William Langland:


William Langland:

Almost nothing is known about his best contemporaries of Chaucer. His fame mainly rests on his work ‘The vision of William Concerning Piers the Plowman’ better known as ‘Piers the Plowman’.

v            Piers the Plowman:

* The poem has come down to us in three different texts known as- A Text, B Text and C Text.

a)                     A Text contains 2500 lines (a prologue and 11 cantos) and appeared in 1362.
b)                     B Text contains 7200 lines (a revision of the first and a continuation with the prologue and 20 cantos) and appeared in 1377.
c)                     C Text contains 7300 lines (about the same length as the B text and is divided into 23 cantos) and appeared in 1400.

* It is thought that Langland only composed the A Text while the both B and C Text have composed by a later inferior poet.

* The poem written in alliterative lines consists of three successive visions. The first two visions are intimately connected whereas the third is incoherent one.

* In the first vision the poet while lying down on the Malvern hills on a May morning dreams a high Tower (Truth) in the East and a dark Dungeon (Wrong) in the west and in between a field full of people coming from all classes and conditions- beggars, friars, priests, lawyers, hermits and nuns. In another vision he sees Lady Med, Reason and others. Confusion arises and then Lady Holy Church exhorts them all to seek the Truth. In the next vision Piers the Plowman appears to guide the way to the thousand men to the path of Truth.

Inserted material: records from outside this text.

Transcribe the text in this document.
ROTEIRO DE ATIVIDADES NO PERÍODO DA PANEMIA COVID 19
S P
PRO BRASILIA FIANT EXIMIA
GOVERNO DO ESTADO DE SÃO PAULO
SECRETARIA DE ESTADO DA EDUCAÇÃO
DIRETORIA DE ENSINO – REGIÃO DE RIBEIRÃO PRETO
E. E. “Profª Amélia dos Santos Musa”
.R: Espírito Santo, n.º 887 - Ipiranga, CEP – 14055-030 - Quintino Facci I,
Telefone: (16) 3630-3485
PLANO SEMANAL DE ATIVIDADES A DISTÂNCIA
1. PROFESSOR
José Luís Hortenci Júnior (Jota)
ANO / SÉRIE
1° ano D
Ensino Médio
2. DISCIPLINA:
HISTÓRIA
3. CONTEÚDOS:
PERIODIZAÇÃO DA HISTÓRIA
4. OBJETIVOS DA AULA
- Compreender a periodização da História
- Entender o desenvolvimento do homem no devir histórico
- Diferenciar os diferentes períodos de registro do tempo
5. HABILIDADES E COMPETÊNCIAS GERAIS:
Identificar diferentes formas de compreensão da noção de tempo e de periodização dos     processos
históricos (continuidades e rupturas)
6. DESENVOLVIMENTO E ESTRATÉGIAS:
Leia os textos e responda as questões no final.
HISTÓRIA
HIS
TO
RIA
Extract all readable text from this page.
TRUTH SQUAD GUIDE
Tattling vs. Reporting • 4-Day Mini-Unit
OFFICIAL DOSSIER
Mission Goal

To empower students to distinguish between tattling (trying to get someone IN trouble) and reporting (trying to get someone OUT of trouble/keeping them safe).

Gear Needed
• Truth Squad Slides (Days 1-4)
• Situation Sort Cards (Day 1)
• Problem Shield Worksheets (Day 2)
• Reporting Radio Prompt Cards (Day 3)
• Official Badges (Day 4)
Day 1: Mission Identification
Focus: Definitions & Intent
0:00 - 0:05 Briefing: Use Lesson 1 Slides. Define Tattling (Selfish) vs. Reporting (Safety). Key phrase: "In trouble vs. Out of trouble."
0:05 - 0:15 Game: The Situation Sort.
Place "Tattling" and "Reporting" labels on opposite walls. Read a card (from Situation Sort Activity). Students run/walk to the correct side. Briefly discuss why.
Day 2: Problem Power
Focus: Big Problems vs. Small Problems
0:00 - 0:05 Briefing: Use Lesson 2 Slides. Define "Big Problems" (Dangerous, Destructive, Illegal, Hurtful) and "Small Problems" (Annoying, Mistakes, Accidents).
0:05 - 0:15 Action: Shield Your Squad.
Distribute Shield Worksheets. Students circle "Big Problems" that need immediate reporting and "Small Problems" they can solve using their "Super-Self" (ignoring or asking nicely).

* To J.Long- Its tremendous appeal to justice and common honesty, its clarion call to every man, whether king, priest, noble, or laborer, to do his Christian duty takes from it any trace of prejudice or bigotry with which such works usually abound. Its loyalty to the Church, while denouncing abuses that had crept into it in that period, was one of the great influences which led to the Reformation in England. Its two great principles, the equality of men before God and the dignity of honest labor, roused a whole nation of freemen. Altogether it is one of the world’s great works, partly because of its national influence, partly because it is the very best picture we possess of the social life of social life of the 14th century.”